The accuracy of crowdsensed fingerprinting positioning systems is shown to be dependent on the density of fingerprints, quantified as the average number of fingerprints collected for each AP. As the average positioning error was computed for the whole test area, including areas that were scanned less often and dense, it is safe to assume that for some of the most-scanned roads inside the test area the precision of the fingerprinting system would outperform that of GPS.

Wi-Fi fingerprint positioning systems for urban environments have become an intense topic of research in the context of Internet-of-Things technology. These positioning systems have the ability to offer GPS-like positioning accuracy for energy-constrained devices equipped with a Wi-Fi or 5G radio network interface that is used both for communications and positioning.

To evaluate the performance of urban fingerprint positioning systems, we built our fingerprint database using the crowdsensing technique for data gathering. Since the crowdsensing approach makes it difficult to cover a whole city with a small number of contributors, we chose to conduct our analysis on a dedicated test area specific to the Bucharest urban environment.

We analyzed the crowdsensed fingerprint and highlighted important aspects related to the research problem, including the presence of mobile APs, the influence of the average number of fingerprints collected per AP, the fingerprint signal level, the average street-level AP signal level, the influence of the estimated AP coverage radius, and the performance of the k-NN method.

We showed that the chosen positioning methods mostly performed in different ways when particular filters were applied. For example, the weighted-centroid method had a 17.922 m average 2D error for the subset with fingerprints had signal levels between −71 and −75 dBm, while the log-Gaussian method offered poor results at an average 2D error of 122.574 m.
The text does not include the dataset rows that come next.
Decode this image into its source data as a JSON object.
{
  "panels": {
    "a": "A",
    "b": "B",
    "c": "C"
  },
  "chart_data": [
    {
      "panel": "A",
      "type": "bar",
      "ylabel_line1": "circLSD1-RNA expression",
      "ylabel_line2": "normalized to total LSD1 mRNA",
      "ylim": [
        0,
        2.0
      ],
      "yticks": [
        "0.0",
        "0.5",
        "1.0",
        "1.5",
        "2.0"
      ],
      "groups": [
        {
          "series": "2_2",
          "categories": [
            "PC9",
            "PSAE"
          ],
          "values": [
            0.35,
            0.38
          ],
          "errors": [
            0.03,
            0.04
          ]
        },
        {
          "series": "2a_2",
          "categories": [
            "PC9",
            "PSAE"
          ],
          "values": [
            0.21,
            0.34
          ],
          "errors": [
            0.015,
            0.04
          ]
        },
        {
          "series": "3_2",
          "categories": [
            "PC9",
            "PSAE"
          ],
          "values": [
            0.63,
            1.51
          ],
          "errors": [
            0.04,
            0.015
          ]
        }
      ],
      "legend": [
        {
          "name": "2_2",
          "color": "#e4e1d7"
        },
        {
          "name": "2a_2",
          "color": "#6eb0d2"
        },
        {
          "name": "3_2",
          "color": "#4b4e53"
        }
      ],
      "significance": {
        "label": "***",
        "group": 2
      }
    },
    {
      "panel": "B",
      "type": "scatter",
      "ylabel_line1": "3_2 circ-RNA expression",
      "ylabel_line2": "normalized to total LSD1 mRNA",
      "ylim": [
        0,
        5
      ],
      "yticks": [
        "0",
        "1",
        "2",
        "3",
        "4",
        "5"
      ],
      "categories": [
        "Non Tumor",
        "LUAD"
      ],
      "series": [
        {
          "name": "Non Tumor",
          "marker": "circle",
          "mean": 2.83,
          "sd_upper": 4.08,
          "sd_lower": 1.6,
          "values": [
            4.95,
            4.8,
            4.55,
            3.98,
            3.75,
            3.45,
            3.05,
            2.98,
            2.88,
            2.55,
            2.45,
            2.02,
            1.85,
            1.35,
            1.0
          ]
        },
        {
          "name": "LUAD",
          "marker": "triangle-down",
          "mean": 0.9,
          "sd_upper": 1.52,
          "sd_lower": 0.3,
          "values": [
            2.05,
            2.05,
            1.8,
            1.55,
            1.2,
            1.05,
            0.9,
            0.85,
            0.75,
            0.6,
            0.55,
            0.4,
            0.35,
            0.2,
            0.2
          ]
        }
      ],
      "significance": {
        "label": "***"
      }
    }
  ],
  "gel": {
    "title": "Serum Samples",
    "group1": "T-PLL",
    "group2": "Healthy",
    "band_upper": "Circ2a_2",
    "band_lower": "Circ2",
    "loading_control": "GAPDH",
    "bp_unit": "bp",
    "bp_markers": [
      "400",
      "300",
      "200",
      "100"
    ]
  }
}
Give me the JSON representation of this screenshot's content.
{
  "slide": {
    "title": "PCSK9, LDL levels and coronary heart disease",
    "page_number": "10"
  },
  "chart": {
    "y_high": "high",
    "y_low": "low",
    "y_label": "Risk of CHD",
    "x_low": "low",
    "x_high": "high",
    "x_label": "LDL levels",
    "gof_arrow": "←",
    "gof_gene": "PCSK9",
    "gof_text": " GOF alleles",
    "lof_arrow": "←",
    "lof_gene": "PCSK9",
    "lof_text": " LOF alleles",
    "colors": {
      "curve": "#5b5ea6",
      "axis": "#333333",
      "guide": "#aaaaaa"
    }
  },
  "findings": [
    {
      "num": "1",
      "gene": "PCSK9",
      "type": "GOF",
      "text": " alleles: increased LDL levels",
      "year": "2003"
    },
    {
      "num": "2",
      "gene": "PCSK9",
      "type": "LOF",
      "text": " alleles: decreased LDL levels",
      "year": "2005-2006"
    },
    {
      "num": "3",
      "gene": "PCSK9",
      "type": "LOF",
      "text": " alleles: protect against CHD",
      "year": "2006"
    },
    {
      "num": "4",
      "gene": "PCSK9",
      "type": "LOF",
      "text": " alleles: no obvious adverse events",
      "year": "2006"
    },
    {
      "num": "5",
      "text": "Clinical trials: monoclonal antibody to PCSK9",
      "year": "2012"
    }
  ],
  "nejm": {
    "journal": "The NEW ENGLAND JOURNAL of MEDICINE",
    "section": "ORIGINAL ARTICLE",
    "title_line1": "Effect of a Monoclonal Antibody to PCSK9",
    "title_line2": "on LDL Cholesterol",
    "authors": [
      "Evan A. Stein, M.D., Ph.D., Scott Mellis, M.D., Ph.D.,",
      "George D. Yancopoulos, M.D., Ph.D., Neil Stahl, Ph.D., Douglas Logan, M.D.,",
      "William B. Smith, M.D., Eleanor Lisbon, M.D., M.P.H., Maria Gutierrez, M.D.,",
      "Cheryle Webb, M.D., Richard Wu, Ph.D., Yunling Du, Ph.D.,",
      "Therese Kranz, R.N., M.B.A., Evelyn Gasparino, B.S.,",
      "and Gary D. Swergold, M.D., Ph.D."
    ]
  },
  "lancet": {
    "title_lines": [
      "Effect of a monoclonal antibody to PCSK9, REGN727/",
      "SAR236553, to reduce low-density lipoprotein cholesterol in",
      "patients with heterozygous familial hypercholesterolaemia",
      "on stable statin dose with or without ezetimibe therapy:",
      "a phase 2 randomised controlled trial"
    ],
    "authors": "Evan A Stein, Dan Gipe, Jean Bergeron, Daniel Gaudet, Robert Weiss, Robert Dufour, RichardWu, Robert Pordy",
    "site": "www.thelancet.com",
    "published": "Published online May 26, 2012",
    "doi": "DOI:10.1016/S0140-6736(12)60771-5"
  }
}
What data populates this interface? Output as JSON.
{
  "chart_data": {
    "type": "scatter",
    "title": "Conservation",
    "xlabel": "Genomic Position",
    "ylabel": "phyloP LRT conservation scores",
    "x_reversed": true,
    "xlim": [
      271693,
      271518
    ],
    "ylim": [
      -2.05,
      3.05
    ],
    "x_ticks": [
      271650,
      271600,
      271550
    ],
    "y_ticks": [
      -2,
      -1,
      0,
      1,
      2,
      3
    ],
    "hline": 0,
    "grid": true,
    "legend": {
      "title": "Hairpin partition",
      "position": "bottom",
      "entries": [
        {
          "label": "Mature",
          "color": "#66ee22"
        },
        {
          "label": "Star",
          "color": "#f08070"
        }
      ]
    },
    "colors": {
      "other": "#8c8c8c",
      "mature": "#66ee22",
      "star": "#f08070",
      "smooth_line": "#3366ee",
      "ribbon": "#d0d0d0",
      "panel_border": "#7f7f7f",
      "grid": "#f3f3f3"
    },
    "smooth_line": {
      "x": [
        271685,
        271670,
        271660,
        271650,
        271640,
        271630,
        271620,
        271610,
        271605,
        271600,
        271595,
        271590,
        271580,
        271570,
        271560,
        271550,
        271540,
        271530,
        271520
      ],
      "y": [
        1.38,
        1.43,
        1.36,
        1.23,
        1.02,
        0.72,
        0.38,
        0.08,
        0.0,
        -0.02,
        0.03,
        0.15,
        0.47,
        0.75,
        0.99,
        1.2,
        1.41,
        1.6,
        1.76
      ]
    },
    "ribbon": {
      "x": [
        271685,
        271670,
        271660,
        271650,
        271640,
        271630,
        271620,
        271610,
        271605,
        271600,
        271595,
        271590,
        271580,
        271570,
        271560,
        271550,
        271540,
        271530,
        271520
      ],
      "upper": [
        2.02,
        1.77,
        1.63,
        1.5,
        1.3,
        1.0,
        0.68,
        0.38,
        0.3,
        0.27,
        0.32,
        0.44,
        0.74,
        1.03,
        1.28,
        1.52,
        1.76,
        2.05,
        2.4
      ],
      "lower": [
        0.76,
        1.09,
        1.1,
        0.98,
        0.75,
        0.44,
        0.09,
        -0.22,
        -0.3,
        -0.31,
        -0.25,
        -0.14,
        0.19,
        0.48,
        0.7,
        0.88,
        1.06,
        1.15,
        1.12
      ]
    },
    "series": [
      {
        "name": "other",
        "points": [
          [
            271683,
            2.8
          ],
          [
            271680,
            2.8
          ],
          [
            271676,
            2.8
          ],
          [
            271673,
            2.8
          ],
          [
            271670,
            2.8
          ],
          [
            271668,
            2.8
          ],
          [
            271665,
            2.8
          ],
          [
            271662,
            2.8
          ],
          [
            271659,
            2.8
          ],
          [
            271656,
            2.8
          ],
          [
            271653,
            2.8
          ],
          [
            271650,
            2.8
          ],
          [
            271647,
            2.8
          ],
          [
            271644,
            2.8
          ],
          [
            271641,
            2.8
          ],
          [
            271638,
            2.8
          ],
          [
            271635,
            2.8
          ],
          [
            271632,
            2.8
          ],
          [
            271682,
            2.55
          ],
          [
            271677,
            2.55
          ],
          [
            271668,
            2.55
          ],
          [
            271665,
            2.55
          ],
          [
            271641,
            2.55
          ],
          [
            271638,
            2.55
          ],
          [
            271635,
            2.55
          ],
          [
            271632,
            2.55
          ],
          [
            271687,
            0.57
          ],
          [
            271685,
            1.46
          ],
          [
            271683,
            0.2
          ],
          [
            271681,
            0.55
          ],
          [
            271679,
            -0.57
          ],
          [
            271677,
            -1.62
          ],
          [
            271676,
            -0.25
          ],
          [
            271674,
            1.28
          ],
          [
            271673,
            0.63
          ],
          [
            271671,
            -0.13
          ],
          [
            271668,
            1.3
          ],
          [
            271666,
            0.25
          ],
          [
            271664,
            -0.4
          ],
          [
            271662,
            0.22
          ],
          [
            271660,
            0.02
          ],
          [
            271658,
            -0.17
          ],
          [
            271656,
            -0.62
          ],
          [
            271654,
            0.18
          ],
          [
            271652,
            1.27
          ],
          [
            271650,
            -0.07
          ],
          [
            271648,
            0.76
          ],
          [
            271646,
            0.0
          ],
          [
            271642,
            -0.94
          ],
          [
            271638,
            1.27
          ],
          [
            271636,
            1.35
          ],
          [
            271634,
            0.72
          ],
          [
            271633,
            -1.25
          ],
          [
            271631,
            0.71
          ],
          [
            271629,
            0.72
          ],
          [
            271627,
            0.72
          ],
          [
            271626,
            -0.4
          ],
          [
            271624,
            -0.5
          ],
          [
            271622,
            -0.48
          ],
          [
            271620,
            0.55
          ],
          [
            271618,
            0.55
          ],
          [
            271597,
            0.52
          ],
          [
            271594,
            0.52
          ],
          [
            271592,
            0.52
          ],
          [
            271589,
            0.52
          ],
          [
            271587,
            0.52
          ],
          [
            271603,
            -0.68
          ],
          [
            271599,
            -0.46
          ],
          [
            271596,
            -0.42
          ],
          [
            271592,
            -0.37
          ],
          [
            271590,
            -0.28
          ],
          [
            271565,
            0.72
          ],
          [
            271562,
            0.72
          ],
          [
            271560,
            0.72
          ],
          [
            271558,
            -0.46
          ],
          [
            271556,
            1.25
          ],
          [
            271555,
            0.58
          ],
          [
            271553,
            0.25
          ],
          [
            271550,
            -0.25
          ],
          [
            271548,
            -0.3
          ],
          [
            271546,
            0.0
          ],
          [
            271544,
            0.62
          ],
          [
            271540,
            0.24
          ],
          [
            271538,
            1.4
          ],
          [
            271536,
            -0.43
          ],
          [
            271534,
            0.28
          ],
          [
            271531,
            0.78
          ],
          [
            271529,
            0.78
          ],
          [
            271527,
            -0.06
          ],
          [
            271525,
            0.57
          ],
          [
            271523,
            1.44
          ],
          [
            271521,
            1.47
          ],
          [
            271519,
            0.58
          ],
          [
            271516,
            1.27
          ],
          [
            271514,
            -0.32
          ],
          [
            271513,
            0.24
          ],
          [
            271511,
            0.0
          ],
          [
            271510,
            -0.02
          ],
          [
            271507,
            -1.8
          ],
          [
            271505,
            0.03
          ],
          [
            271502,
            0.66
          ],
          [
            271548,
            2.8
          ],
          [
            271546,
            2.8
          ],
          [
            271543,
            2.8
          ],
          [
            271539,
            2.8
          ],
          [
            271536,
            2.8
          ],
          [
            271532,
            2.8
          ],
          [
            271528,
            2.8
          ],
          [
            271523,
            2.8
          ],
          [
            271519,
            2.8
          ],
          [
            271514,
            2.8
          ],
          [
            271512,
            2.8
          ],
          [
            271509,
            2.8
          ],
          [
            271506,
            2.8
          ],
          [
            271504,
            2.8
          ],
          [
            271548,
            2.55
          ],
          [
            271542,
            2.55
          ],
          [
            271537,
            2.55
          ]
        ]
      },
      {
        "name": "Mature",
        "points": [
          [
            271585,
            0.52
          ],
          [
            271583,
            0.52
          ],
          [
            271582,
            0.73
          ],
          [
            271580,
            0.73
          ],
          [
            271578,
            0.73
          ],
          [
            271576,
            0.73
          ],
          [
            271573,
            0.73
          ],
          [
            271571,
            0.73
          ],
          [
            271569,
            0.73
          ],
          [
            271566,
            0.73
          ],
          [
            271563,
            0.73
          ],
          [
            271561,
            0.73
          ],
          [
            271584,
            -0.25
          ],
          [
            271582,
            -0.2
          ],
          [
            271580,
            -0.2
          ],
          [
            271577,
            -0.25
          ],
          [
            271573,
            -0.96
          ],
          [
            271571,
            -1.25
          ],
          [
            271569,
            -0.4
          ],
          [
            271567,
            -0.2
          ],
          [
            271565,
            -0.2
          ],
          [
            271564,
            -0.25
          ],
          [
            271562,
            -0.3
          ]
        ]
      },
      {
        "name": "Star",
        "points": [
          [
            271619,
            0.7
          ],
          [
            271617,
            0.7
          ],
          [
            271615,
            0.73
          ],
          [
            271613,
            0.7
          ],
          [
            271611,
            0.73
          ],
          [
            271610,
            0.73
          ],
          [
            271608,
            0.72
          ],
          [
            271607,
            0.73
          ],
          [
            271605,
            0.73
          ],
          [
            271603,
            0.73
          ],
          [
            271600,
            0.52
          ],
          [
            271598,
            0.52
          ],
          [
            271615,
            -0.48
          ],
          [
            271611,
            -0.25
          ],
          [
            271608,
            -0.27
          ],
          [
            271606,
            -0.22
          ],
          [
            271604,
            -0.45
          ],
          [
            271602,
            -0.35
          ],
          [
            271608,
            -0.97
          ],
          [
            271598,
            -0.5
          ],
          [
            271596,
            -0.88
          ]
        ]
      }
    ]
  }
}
The main differences in the methods’ performances can be assigned to the fact that the weighted-centroid method requires an initial estimation of all of the APs’ positions, while the log-Gaussian method uses a similarity function that can perform poorly in particular situations, as proven by the fingerprint filtering.

We conclude by proving that fingerprint positioning systems can achieve or even out-perform satellite positioning systems in an urban environment, mostly due to the density of Wi-Fi APs and the difficulties that other positioning systems have in these conditions.